Trotzdem hält er die Vorschrift für falsch: "Man sollte es den Eigentümern selbst überlassen, mit welcher Technologie sie die Klimaneutralität ihrer Immobilien erreichen wollen."

Kai Warnecke, Präsident des Haus-&-Grund-Bundesverbandes, sagt: "Bei einer Vollkostenrechnung über 20 Jahre lohnt sich die Investition nur bei selbst nutzenden Eigentümern, das heißt bei Einfamilienhäusern." Die Einführung der Solardachpflicht sei "so lange populistische Schaufensterpolitik, wie es dem Eigentümer nicht erlaubt ist, den Strom günstig an die Bewohner des Hauses zu liefern".

Warnecke spricht damit die komplizierten Regelungen zum sogenannten Mieterstrom an, die es vielen Eigentümern verleiden, die Elektrizität vom Dach in die vermieteten Wohnungen zu schicken.

Erstaunlicherweise betrachtet auch der Bundesverband Solarwirtschaft die Baupflicht skeptisch.
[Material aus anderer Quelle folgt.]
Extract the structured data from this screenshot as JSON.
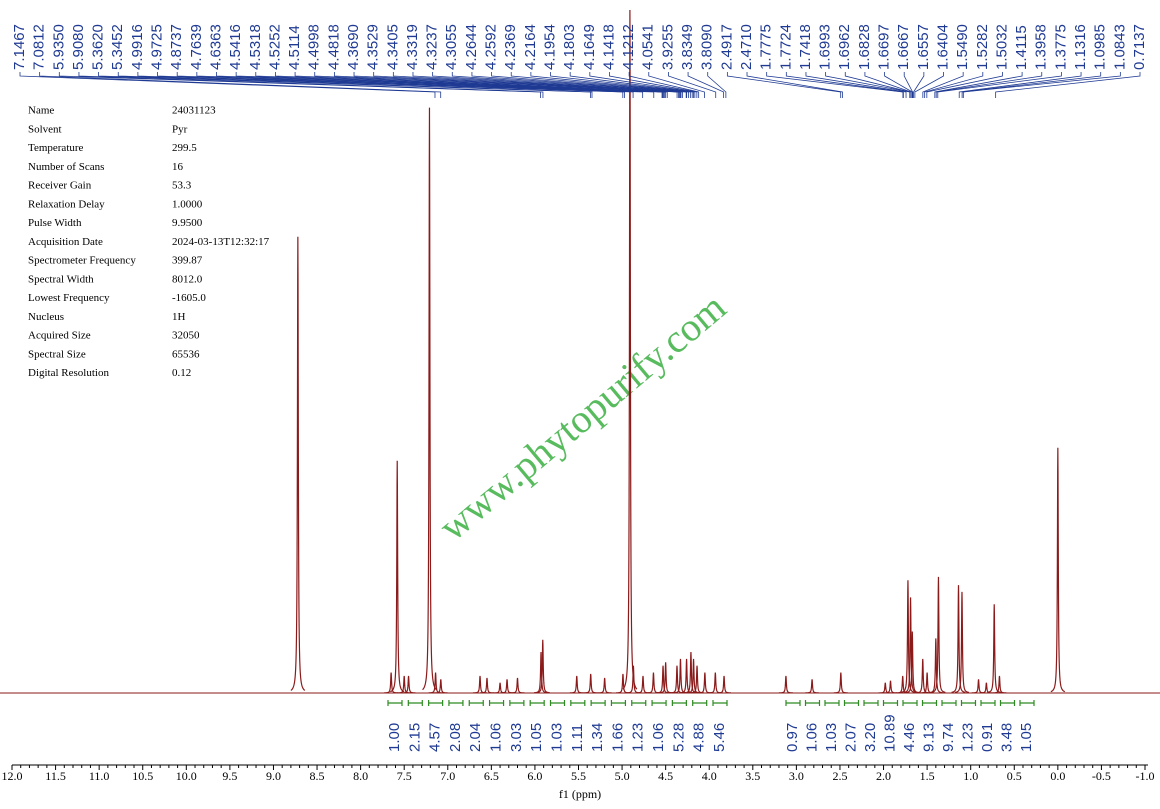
{
  "chart_data": {
    "type": "nmr",
    "x_label": "f1 (ppm)",
    "watermark": "www.phytopurify.com",
    "color": "#8b1a1a",
    "xlim": [
      12.0,
      -1.0
    ],
    "ylim": [
      0,
      100
    ],
    "xticks": [
      {
        "value": 12,
        "label": "12.0"
      },
      11.5,
      {
        "value": 11,
        "label": "11.0"
      },
      10.5,
      {
        "value": 10,
        "label": "10.0"
      },
      9.5,
      {
        "value": 9,
        "label": "9.0"
      },
      8.5,
      {
        "value": 8,
        "label": "8.0"
      },
      7.5,
      {
        "value": 7,
        "label": "7.0"
      },
      6.5,
      {
        "value": 6,
        "label": "6.0"
      },
      5.5,
      {
        "value": 5,
        "label": "5.0"
      },
      4.5,
      {
        "value": 4,
        "label": "4.0"
      },
      3.5,
      {
        "value": 3,
        "label": "3.0"
      },
      2.5,
      {
        "value": 2,
        "label": "2.0"
      },
      1.5,
      {
        "value": 1,
        "label": "1.0"
      },
      0.5,
      {
        "value": 0,
        "label": "0.0"
      },
      -0.5,
      {
        "value": -1,
        "label": "-1.0"
      }
    ],
    "x": [
      8.72,
      7.65,
      7.58,
      7.5,
      7.45,
      7.21,
      7.14,
      7.08,
      6.63,
      6.55,
      6.4,
      6.32,
      6.2,
      5.93,
      5.91,
      5.52,
      5.36,
      5.2,
      4.99,
      4.91,
      4.87,
      4.76,
      4.64,
      4.53,
      4.5,
      4.37,
      4.33,
      4.26,
      4.21,
      4.18,
      4.14,
      4.05,
      3.93,
      3.83,
      3.12,
      2.82,
      2.49,
      1.98,
      1.92,
      1.78,
      1.72,
      1.69,
      1.67,
      1.55,
      1.5,
      1.4,
      1.37,
      1.14,
      1.1,
      0.91,
      0.82,
      0.73,
      0.67,
      0.0
    ],
    "values": [
      66.8,
      3,
      34,
      2.5,
      2.5,
      85.7,
      3,
      2,
      2.5,
      2.2,
      1.5,
      2,
      2.2,
      6,
      7.8,
      2.5,
      2.8,
      2.2,
      2.8,
      100,
      4,
      2.5,
      3,
      4,
      4.5,
      4,
      5,
      5,
      6,
      5,
      4,
      3,
      3,
      2.5,
      2.5,
      2,
      3,
      1.5,
      1.8,
      2.5,
      16.5,
      14,
      9,
      5,
      3,
      8,
      17,
      15.8,
      14.8,
      2,
      1.5,
      13,
      2.5,
      35.9
    ],
    "peak_labels": [
      "7.1467",
      "7.0812",
      "5.9350",
      "5.9080",
      "5.3620",
      "5.3452",
      "4.9916",
      "4.9725",
      "4.8737",
      "4.7639",
      "4.6363",
      "4.5416",
      "4.5318",
      "4.5252",
      "4.5114",
      "4.4998",
      "4.4818",
      "4.3690",
      "4.3529",
      "4.3405",
      "4.3319",
      "4.3237",
      "4.3055",
      "4.2644",
      "4.2592",
      "4.2369",
      "4.2164",
      "4.1954",
      "4.1803",
      "4.1649",
      "4.1418",
      "4.1212",
      "4.0541",
      "3.9255",
      "3.8349",
      "3.8090",
      "2.4917",
      "2.4710",
      "1.7775",
      "1.7724",
      "1.7418",
      "1.6993",
      "1.6962",
      "1.6828",
      "1.6697",
      "1.6667",
      "1.6557",
      "1.6404",
      "1.5490",
      "1.5282",
      "1.5032",
      "1.4115",
      "1.3958",
      "1.3775",
      "1.1316",
      "1.0985",
      "1.0843",
      "0.7137"
    ],
    "integral_labels": [
      "1.00",
      "2.15",
      "4.57",
      "2.08",
      "2.04",
      "1.06",
      "3.03",
      "1.05",
      "1.03",
      "1.11",
      "1.34",
      "1.66",
      "1.23",
      "1.06",
      "5.28",
      "4.88",
      "5.46",
      "0.97",
      "1.06",
      "1.03",
      "2.07",
      "3.20",
      "10.89",
      "4.46",
      "9.13",
      "9.74",
      "1.23",
      "0.91",
      "3.48",
      "1.05"
    ],
    "parameters": [
      [
        "Name",
        "24031123"
      ],
      [
        "Solvent",
        "Pyr"
      ],
      [
        "Temperature",
        "299.5"
      ],
      [
        "Number of Scans",
        "16"
      ],
      [
        "Receiver Gain",
        "53.3"
      ],
      [
        "Relaxation Delay",
        "1.0000"
      ],
      [
        "Pulse Width",
        "9.9500"
      ],
      [
        "Acquisition Date",
        "2024-03-13T12:32:17"
      ],
      [
        "Spectrometer Frequency",
        "399.87"
      ],
      [
        "Spectral Width",
        "8012.0"
      ],
      [
        "Lowest Frequency",
        "-1605.0"
      ],
      [
        "Nucleus",
        "1H"
      ],
      [
        "Acquired Size",
        "32050"
      ],
      [
        "Spectral Size",
        "65536"
      ],
      [
        "Digital Resolution",
        "0.12"
      ]
    ]
  }
}
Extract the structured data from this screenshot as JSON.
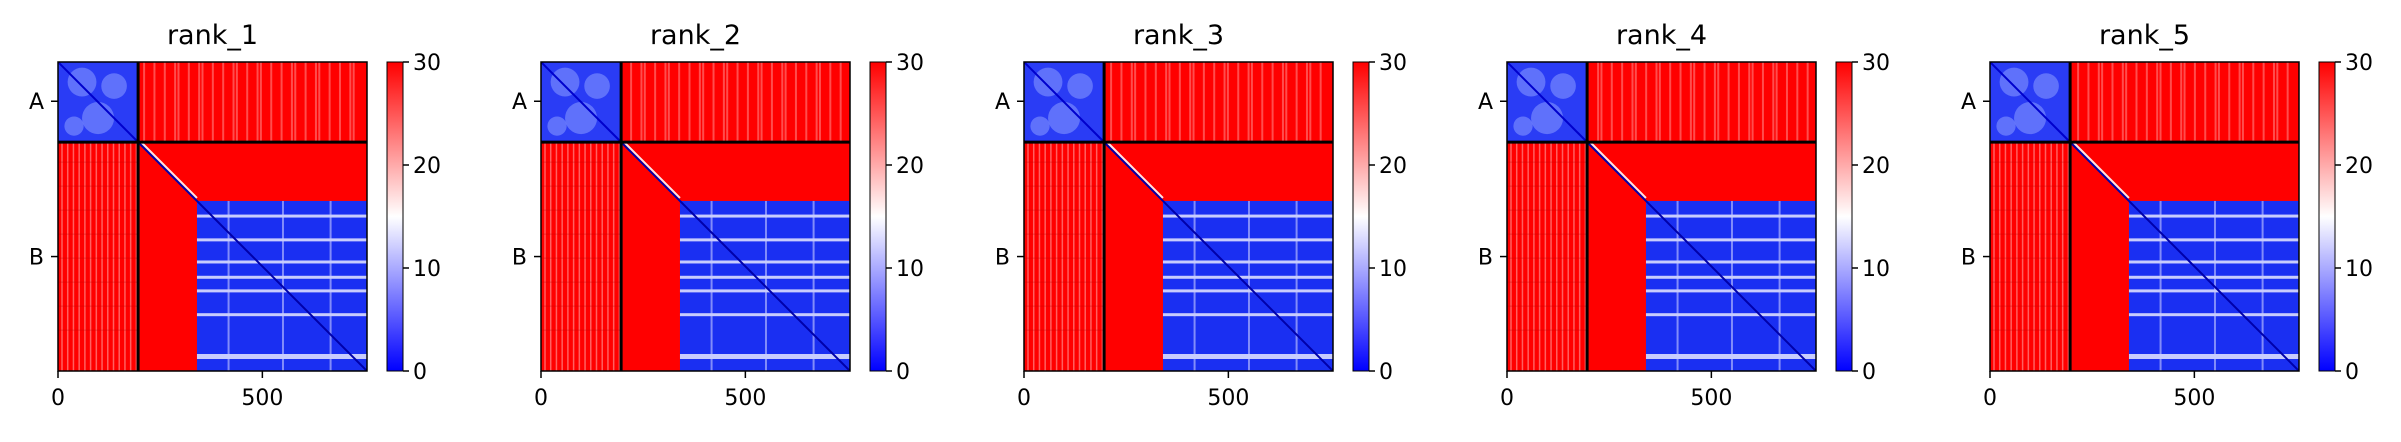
{
  "chart_data": {
    "type": "heatmap",
    "colormap": "bwr",
    "colorbar": {
      "min": 0,
      "max": 30,
      "ticks": [
        0,
        10,
        20,
        30
      ]
    },
    "x_ticks": [
      0,
      500
    ],
    "x_range": [
      0,
      756
    ],
    "y_ticks": [
      {
        "label": "A",
        "position": 96
      },
      {
        "label": "B",
        "position": 476
      }
    ],
    "chain_boundary": 196,
    "total_residues": 756,
    "panels": [
      {
        "title": "rank_1"
      },
      {
        "title": "rank_2"
      },
      {
        "title": "rank_3"
      },
      {
        "title": "rank_4"
      },
      {
        "title": "rank_5"
      }
    ],
    "colors": {
      "low": "#0000ff",
      "mid": "#ffffff",
      "high": "#ff0000"
    }
  }
}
Es gebe viel wirksamere Maßnahmen, um einen Photovoltaik-Boom auf Dächern auszulösen, heißt es dort. So müsse die Bundesregierung einfach die heute noch existierende Mengenbegrenzung für den Ausbau der Solarenergie aufheben.

Solarverbands-Chef Carsten Körnig befürchtet außerdem, dass eine bundesweite Solarpflicht die Akzeptanz der Sonnenenergie untergraben könnte.